The 2009 Nobel Prize in Medicine, Elizabeth Blackburn, claims that meditation promotes the protection of telomeres, whose shortening causes cellular aging.

Dr. Elizabeth Blackburn is the renowned biologist who won the Nobel Prize for her discovery of how the length of these telomeres is regulated. Her groundbreaking research revealed a biological indicator called telomerase, the enzyme that replenishes our telomeres and protects our genetic heritage. It’s Blackburn’s discovery that led to the first genetic indications of a fountain of youth hiding inside our DNA. If you’ve ever wondered why some sixty-year-olds look and feel like forty-year-olds and why some forty-year-olds look and feel like sixty-year-olds, the answer lies in our telomeres.
What are telomeres?
If you think of your chromosomes – which carry your genetic material – as shoelaces, telomeres are the little protective tips at the end. They are made of repeating short sequences of DNA sheathed in special proteins.
During our lives they tend to wear down and when telomeres can’t protect chromosomes properly, cells can’t replenish and they malfunction. This sets up physiological changes in the body which increase risks of the major conditions and diseases of ageing: cardiovascular disease, diabetes, cancer, a weakened immune system and more. But the process is somewhat malleable. It is happening in all of us at some rate, but the rate can change. An enzyme called telomerase can add DNA to the ends of chromosomes to slow, prevent and partially reverse the shortening.
Every time you complete a session of meditation, you are effectively younger than you were when you started
Specific lifestyle and psychological habits can protect telomeres, slowing disease and improving life. One of the most powerful of these habits being meditation, which has an astonishing ability to safeguard our telomeres. Chronic stress, depression, and ruminating negative thinking all act together to eat away at the length of telomeres and take years off a human life span. But through meditation this corrosive effect is shut down, effectively adding years to your life.

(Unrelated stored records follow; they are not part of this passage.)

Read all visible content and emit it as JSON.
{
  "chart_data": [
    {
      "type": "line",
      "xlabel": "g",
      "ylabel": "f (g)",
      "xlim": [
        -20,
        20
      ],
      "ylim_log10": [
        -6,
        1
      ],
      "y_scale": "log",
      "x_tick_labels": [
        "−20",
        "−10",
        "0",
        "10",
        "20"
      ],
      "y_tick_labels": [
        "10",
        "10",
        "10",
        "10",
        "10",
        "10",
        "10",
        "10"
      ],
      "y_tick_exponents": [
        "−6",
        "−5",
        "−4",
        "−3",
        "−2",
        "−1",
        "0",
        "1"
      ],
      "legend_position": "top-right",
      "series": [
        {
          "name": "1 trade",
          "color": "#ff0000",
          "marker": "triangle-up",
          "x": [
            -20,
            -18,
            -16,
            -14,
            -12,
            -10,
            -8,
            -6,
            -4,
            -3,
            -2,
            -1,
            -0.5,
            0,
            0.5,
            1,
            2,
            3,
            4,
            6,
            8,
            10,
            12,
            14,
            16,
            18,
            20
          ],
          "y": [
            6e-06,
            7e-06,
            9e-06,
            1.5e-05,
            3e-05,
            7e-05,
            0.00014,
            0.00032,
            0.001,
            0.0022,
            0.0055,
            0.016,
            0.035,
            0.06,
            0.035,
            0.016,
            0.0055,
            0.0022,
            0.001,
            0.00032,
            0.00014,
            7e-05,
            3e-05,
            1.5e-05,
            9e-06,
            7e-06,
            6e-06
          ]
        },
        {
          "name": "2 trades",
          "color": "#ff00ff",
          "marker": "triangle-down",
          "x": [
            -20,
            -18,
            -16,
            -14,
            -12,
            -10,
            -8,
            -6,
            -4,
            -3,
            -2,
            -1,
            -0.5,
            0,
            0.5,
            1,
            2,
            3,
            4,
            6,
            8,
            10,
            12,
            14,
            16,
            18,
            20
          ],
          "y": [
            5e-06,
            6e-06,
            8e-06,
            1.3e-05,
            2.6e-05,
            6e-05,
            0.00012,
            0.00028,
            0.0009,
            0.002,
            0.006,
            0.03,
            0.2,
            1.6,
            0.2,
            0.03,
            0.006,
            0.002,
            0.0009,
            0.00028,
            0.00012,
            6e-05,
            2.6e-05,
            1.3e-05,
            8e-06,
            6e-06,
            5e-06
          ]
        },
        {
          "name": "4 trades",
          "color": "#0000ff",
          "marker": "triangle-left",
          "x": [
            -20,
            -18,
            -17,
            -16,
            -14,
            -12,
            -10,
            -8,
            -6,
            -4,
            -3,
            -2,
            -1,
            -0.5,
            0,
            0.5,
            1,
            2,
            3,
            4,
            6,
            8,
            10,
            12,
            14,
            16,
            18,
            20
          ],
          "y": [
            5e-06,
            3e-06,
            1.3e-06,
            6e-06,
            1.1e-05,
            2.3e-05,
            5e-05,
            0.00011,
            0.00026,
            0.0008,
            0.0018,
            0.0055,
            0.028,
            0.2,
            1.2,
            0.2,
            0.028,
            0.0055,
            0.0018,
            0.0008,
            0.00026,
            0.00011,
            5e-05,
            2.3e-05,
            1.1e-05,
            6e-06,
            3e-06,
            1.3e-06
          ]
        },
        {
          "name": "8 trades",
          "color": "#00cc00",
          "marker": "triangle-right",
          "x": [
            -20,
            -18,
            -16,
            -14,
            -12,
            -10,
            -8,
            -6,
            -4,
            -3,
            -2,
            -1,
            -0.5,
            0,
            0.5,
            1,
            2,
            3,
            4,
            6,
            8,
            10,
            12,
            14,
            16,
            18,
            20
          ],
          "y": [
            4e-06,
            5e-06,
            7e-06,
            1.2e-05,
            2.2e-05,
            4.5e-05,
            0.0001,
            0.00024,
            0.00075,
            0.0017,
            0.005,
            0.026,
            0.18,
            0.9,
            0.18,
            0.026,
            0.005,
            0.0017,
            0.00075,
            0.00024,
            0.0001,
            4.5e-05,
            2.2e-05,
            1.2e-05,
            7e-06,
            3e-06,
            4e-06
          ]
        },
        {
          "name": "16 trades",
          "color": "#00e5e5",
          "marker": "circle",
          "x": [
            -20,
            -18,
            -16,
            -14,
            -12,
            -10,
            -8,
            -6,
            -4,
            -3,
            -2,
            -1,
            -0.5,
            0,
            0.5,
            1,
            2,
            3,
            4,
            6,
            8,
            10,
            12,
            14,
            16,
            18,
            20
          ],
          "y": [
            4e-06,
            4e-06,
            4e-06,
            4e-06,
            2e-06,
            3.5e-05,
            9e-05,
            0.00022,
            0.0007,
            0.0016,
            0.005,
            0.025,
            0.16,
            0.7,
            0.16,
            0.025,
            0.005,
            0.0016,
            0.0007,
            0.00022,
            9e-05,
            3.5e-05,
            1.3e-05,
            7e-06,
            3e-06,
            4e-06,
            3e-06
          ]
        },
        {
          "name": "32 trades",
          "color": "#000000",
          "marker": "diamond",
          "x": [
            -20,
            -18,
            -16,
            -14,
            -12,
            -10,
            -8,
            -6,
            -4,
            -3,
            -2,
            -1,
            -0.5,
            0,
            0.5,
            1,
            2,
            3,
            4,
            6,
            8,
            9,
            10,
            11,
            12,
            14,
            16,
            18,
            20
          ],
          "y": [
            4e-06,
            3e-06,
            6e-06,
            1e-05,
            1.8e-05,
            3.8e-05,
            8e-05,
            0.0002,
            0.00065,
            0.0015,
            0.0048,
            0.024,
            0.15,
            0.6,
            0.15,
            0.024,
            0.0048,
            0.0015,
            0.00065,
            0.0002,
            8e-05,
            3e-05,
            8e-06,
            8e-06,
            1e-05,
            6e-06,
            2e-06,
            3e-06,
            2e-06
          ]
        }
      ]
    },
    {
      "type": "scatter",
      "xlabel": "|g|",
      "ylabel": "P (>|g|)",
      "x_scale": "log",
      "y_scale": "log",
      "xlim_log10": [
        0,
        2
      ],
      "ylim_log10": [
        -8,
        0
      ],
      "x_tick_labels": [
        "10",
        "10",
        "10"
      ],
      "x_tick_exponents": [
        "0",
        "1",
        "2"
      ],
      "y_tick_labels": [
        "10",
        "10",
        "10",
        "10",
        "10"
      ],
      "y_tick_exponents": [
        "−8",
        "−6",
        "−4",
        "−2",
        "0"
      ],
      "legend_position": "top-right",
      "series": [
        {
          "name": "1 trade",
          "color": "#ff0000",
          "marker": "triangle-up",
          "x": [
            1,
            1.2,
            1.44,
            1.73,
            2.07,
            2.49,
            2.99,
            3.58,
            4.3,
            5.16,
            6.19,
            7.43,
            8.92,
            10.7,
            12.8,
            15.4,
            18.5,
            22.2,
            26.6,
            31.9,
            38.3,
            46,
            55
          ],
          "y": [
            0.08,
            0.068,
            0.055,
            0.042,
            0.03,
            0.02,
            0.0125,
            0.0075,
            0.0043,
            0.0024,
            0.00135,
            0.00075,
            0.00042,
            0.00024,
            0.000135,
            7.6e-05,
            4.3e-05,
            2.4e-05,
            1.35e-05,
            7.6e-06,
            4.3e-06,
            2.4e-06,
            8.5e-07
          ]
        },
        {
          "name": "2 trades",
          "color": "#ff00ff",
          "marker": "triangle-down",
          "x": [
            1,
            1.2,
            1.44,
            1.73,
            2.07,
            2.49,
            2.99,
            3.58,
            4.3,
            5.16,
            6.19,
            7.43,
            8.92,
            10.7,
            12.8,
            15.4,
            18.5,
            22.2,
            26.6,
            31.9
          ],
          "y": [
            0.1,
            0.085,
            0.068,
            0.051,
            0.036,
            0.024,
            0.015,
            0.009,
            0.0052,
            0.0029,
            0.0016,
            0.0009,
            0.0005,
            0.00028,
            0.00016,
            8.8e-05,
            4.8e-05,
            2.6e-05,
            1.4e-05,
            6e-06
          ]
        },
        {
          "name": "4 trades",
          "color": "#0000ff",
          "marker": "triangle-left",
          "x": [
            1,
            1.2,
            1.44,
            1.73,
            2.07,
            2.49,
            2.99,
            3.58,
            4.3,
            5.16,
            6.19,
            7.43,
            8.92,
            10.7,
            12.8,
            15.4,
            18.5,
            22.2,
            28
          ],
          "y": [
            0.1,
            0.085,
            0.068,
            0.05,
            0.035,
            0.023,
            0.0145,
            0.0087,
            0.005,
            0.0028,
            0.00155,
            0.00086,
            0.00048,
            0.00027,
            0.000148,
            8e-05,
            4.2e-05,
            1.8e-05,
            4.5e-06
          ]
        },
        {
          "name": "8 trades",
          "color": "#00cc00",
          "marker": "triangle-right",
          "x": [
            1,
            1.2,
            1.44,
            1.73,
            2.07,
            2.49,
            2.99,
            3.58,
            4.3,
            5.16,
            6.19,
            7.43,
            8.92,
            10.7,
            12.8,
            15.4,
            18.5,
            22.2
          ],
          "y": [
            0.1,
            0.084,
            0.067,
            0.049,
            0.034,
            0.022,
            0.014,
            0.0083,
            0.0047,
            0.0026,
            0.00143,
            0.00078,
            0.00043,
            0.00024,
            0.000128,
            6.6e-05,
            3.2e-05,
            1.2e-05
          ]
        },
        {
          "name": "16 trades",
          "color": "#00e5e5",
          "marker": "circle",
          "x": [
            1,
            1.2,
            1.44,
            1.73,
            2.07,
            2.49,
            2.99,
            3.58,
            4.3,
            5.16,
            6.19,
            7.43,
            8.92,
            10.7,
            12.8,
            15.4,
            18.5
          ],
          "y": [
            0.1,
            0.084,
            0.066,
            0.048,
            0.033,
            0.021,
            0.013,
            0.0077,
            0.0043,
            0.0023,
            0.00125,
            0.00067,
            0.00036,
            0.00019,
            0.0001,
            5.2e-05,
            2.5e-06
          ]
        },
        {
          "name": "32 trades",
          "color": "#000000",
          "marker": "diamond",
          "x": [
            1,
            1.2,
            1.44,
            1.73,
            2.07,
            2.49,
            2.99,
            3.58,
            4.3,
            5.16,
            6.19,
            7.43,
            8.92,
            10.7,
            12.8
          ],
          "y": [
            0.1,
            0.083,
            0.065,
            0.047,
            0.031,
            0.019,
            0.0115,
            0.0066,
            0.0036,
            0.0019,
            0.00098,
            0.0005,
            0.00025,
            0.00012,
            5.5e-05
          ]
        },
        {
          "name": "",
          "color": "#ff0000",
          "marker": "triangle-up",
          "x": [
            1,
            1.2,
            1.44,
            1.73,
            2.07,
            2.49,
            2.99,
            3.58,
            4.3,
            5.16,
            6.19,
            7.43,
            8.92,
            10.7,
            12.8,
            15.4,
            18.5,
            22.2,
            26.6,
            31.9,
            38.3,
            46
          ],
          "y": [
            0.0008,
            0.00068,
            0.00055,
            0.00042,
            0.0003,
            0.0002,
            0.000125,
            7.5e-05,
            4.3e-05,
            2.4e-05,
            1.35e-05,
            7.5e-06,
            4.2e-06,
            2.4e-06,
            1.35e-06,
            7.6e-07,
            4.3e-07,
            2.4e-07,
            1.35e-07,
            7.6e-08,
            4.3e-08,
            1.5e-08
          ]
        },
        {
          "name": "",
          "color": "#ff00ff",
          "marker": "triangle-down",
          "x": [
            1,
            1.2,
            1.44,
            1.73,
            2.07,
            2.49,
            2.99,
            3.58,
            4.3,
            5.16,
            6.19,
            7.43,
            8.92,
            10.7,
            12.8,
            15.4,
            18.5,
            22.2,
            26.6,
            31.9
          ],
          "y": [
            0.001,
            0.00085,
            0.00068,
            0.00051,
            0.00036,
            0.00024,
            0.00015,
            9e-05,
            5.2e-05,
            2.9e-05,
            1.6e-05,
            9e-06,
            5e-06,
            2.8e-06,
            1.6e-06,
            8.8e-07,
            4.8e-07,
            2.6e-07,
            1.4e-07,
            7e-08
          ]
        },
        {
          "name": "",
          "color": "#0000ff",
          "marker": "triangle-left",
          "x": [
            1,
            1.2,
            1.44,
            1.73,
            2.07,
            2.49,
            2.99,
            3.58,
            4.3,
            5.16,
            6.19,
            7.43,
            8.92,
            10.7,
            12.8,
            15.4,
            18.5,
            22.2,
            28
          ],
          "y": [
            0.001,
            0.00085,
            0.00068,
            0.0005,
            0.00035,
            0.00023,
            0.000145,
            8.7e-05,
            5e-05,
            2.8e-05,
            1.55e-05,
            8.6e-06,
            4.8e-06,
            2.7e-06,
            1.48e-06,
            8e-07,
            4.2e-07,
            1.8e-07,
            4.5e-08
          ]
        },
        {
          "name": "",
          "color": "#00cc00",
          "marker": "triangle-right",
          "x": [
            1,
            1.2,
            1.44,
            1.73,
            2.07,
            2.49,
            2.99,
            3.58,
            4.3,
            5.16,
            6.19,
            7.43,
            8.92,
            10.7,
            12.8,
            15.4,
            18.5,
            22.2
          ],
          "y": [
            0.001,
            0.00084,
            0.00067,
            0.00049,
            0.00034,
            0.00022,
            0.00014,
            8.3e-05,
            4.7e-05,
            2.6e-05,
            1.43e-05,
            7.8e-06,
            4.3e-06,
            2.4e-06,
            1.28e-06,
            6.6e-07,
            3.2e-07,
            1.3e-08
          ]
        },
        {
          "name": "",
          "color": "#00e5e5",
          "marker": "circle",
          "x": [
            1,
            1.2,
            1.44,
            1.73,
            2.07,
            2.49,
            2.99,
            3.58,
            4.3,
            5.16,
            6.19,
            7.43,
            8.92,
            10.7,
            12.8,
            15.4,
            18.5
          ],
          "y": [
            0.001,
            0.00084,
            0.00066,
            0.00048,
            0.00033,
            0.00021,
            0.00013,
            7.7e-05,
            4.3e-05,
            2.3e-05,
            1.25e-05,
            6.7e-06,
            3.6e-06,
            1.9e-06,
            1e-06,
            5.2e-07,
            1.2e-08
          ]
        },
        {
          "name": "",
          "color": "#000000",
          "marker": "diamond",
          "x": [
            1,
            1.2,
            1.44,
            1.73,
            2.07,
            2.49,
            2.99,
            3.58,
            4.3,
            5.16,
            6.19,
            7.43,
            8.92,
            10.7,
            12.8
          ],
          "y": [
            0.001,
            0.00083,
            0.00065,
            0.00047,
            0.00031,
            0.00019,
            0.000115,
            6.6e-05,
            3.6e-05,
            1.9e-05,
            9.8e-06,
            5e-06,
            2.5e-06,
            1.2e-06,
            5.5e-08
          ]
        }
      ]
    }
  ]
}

Blackburn writes: “We consider two processes or psychological states that oppose each other: threatening thinking and mindfulness, and their effects on cellular aging. Cognitions of psychological stress, in particular the feeling of threat and rumination thoughts, can induce prolonged states of reactivity. In contrast, meditation and mindfulness techniques seem to change those cognitive assessments of threat and challenge, decrease circular thinking, and reduce anxiety. Mindfulness or mindfulness may instead directly increase states of positive stimulation.
We review data linking telomere length to cognitive stress and anxiety and presenting new data linking cognitive assessment to telomere length. Given the pattern of associations revealed so far, we propose that some forms of meditation may have healthy effects on telomere length by reducing cognitive stress and anxiety and increasing positive mental states and hormonal factors that can promote telomere maintenance. Aspects of this model are currently being tested in ongoing mindfulness meditation trials.”
How quickly can telomere length change?
You can see the effects of interventions in as little as a few months. But it is really the long-term changes, over periods of a year to 10 years, that are going to be predictive of increased health span.